Saturday 31 March 2012

John Ireland's Unique Piano Style

To round out March, here's a post about a rather unusual British composer.  John Ireland developed along very different lines from some of the other British musicians I love, but his music is still both pleasant and thoughtful -- well worth anyone's time.  The key difference is that Ireland was greatly attracted to the music of the French Impressionist composers Debussy and Ravel, and therefore managed to create a kind of English equivalent of the style.  The closest English equivalent is probably in the Pastoral Symphony (# 3) by Vaughan Williams, which remained unique in its creator's output.

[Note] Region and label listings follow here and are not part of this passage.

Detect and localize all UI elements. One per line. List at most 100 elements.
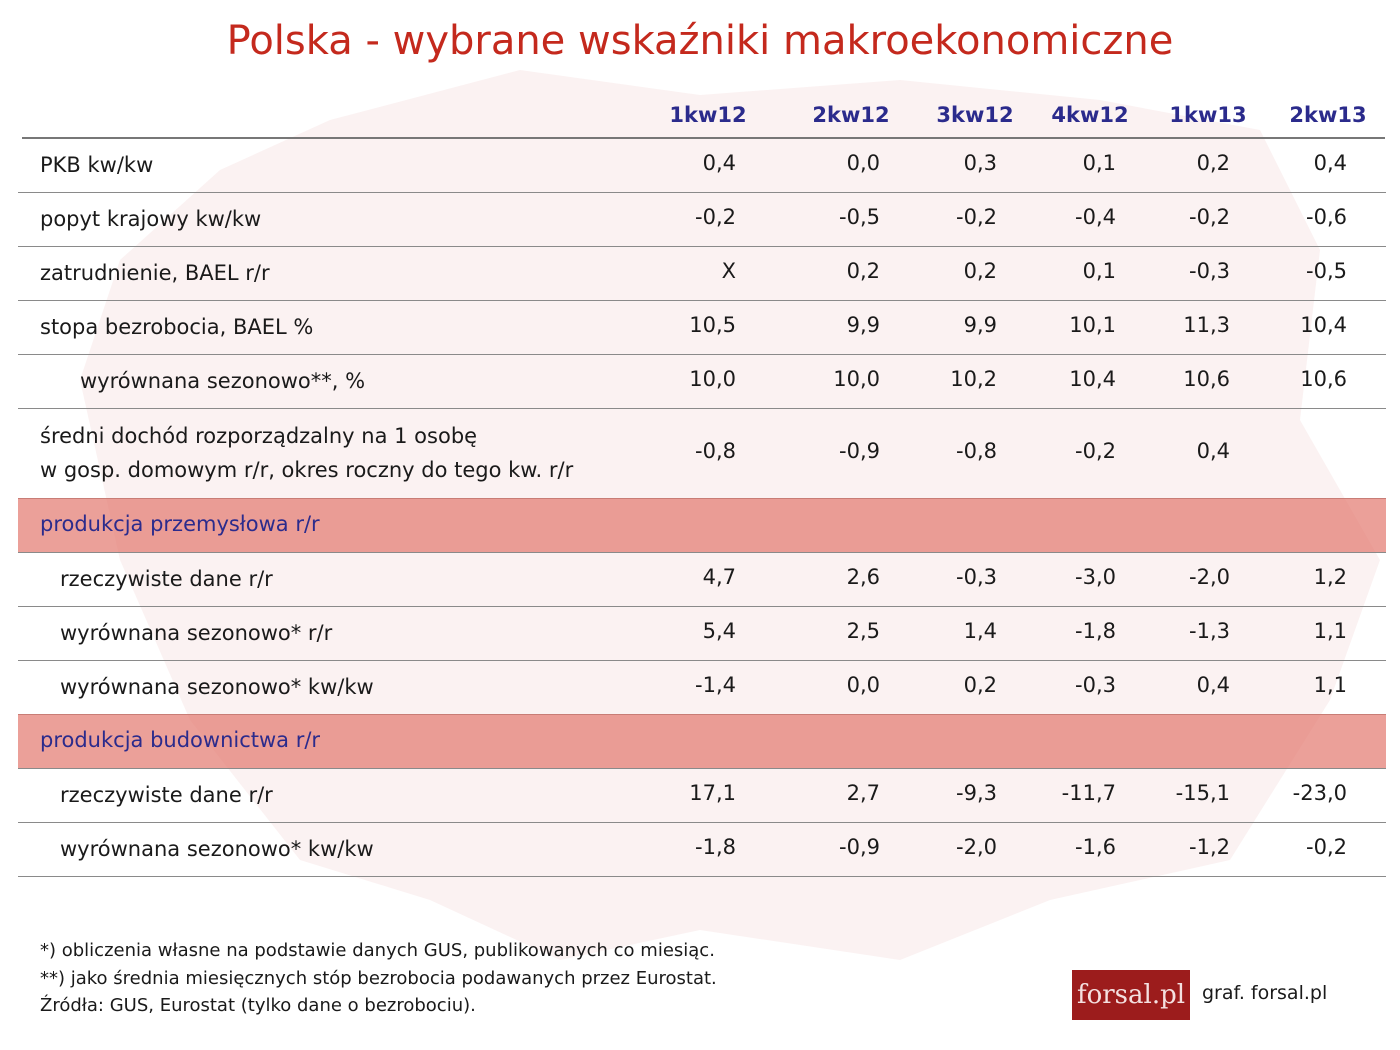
cell: 0,4 bbox=[1196, 673, 1230, 697]
row-rule bbox=[18, 192, 1386, 193]
row-rule bbox=[18, 876, 1386, 877]
cell: 0,0 bbox=[846, 673, 880, 697]
footnote: *) obliczenia własne na podstawie danych… bbox=[40, 940, 715, 961]
cell: 10,1 bbox=[1069, 313, 1116, 337]
cell: -1,3 bbox=[1189, 619, 1230, 643]
cell: 10,5 bbox=[689, 313, 736, 337]
title: Polska - wybrane wskaźniki makroekonomic… bbox=[226, 18, 1174, 64]
cell: 1,4 bbox=[963, 619, 997, 643]
row-label: stopa bezrobocia, BAEL % bbox=[40, 315, 314, 339]
row-label: rzeczywiste dane r/r bbox=[60, 567, 273, 591]
cell: -0,3 bbox=[956, 565, 997, 589]
cell: 10,4 bbox=[1300, 313, 1347, 337]
column-header: 2kw12 bbox=[812, 103, 890, 127]
section-title: produkcja przemysłowa r/r bbox=[40, 512, 320, 536]
column-header: 4kw12 bbox=[1051, 103, 1129, 127]
cell: -3,0 bbox=[1075, 565, 1116, 589]
cell: 2,7 bbox=[846, 781, 880, 805]
column-header: 3kw12 bbox=[936, 103, 1014, 127]
cell: 1,1 bbox=[1313, 619, 1347, 643]
row-label: rzeczywiste dane r/r bbox=[60, 783, 273, 807]
cell: 1,1 bbox=[1313, 673, 1347, 697]
cell: 10,4 bbox=[1069, 367, 1116, 391]
row-rule bbox=[18, 354, 1386, 355]
cell: 0,4 bbox=[1313, 151, 1347, 175]
cell: -0,4 bbox=[1075, 205, 1116, 229]
cell: 10,0 bbox=[689, 367, 736, 391]
row-label: zatrudnienie, BAEL r/r bbox=[40, 261, 270, 285]
row-rule bbox=[18, 606, 1386, 607]
cell: 2,5 bbox=[846, 619, 880, 643]
row-label: wyrównana sezonowo* r/r bbox=[60, 621, 333, 645]
cell: 5,4 bbox=[702, 619, 736, 643]
cell: -2,0 bbox=[956, 835, 997, 859]
cell: -2,0 bbox=[1189, 565, 1230, 589]
cell: -0,3 bbox=[1075, 673, 1116, 697]
cell: -0,8 bbox=[956, 439, 997, 463]
cell: 17,1 bbox=[689, 781, 736, 805]
cell: -0,9 bbox=[839, 835, 880, 859]
cell: 0,4 bbox=[702, 151, 736, 175]
section-title: produkcja budownictwa r/r bbox=[40, 728, 321, 752]
cell: -1,8 bbox=[695, 835, 736, 859]
cell: 0,1 bbox=[1082, 151, 1116, 175]
cell: -1,4 bbox=[695, 673, 736, 697]
row-label: średni dochód rozporządzalny na 1 osobę bbox=[40, 424, 478, 448]
row-rule bbox=[18, 408, 1386, 409]
cell: 0,0 bbox=[846, 151, 880, 175]
cell: 0,3 bbox=[963, 151, 997, 175]
cell: -15,1 bbox=[1175, 781, 1230, 805]
cell: -0,2 bbox=[1189, 205, 1230, 229]
cell: -0,2 bbox=[1075, 439, 1116, 463]
cell: 9,9 bbox=[963, 313, 997, 337]
row-label: wyrównana sezonowo* kw/kw bbox=[60, 675, 374, 699]
row-label: wyrównana sezonowo* kw/kw bbox=[60, 837, 374, 861]
cell: -1,2 bbox=[1189, 835, 1230, 859]
row-label: PKB kw/kw bbox=[40, 153, 154, 177]
row-rule bbox=[18, 300, 1386, 301]
cell: 9,9 bbox=[846, 313, 880, 337]
cell: 0,2 bbox=[963, 259, 997, 283]
cell: 10,6 bbox=[1300, 367, 1347, 391]
cell: 0,4 bbox=[1196, 439, 1230, 463]
cell: -0,2 bbox=[1306, 835, 1347, 859]
section-band bbox=[18, 498, 1386, 552]
row-label: popyt krajowy kw/kw bbox=[40, 207, 262, 231]
logo: forsal.pl bbox=[1072, 970, 1190, 1020]
cell: 4,7 bbox=[702, 565, 736, 589]
cell: -0,2 bbox=[695, 205, 736, 229]
footnote: **) jako średnia miesięcznych stóp bezro… bbox=[40, 968, 717, 989]
row-label: w gosp. domowym r/r, okres roczny do teg… bbox=[40, 458, 574, 482]
cell: 0,2 bbox=[963, 673, 997, 697]
credit: graf. forsal.pl bbox=[1202, 982, 1328, 1004]
cell: -1,6 bbox=[1075, 835, 1116, 859]
column-header: 1kw12 bbox=[669, 103, 747, 127]
cell: -11,7 bbox=[1061, 781, 1116, 805]
cell: -0,9 bbox=[839, 439, 880, 463]
cell: -0,3 bbox=[1189, 259, 1230, 283]
header-rule bbox=[22, 137, 1385, 139]
cell: 10,6 bbox=[1183, 367, 1230, 391]
row-rule bbox=[18, 246, 1386, 247]
cell: -0,2 bbox=[956, 205, 997, 229]
row-rule bbox=[18, 822, 1386, 823]
cell: 2,6 bbox=[846, 565, 880, 589]
footnote: Źródła: GUS, Eurostat (tylko dane o bezr… bbox=[40, 995, 476, 1016]
column-header: 2kw13 bbox=[1289, 103, 1367, 127]
cell: 1,2 bbox=[1313, 565, 1347, 589]
cell: 10,2 bbox=[950, 367, 997, 391]
row-rule bbox=[18, 768, 1386, 769]
cell: -1,8 bbox=[1075, 619, 1116, 643]
cell: -0,5 bbox=[1306, 259, 1347, 283]
column-header: 1kw13 bbox=[1169, 103, 1247, 127]
cell: -23,0 bbox=[1292, 781, 1347, 805]
cell: -0,8 bbox=[695, 439, 736, 463]
cell: X bbox=[721, 259, 736, 283]
row-rule bbox=[18, 660, 1386, 661]
cell: -0,6 bbox=[1306, 205, 1347, 229]
section-band bbox=[18, 714, 1386, 768]
row-label: wyrównana sezonowo**, % bbox=[80, 369, 366, 393]
row-rule bbox=[18, 552, 1386, 553]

John Lenehan has recorded several discs of Ireland's piano output, central to his list of compositions, on the Naxos label, and I'm looking forward to sampling them.  The recording at hand is another one, featuring Ireland's music for piano and orchestra.  The key work is the Piano Concerto, followed by a symphonic poem for piano and orchestra entitled simply Legend.  Both works are rhapsodic in style, rather than following the kind of cogent structural thinking of the German symphonic tradition.  The Concerto is the more lively piece, while Legend is dark, brooding, and full of dramatic intensity.

The next major work is the First Rhapsody, a large-scale early piece which echoes the big piano sound and structure of Brahms and Liszt.  Then come a series of smaller characteristic pieces for piano, a genre which Ireland made his own.  The early composition entitled Pastoral suggests exactly the atmosphere which the name evokes.  A later piece, Indian Summer, breathes the same air.  A three-movement suite for piano entitled A Sea Idyll, and a collection of Three Dances round out this musical portrait of a unique composer.  All are played with exemplary care and insight by John Lenehan and the recorded sound is very truthful.  In the concertante works he is joined by the Royal Liverpool Philharmonic Orchestra, directed by John Wilson.

Every lover of good piano music should investigate this album, and then perhaps go on (as I am going on) to dig into some of Lenehan's other Ireland releases in this Naxos series.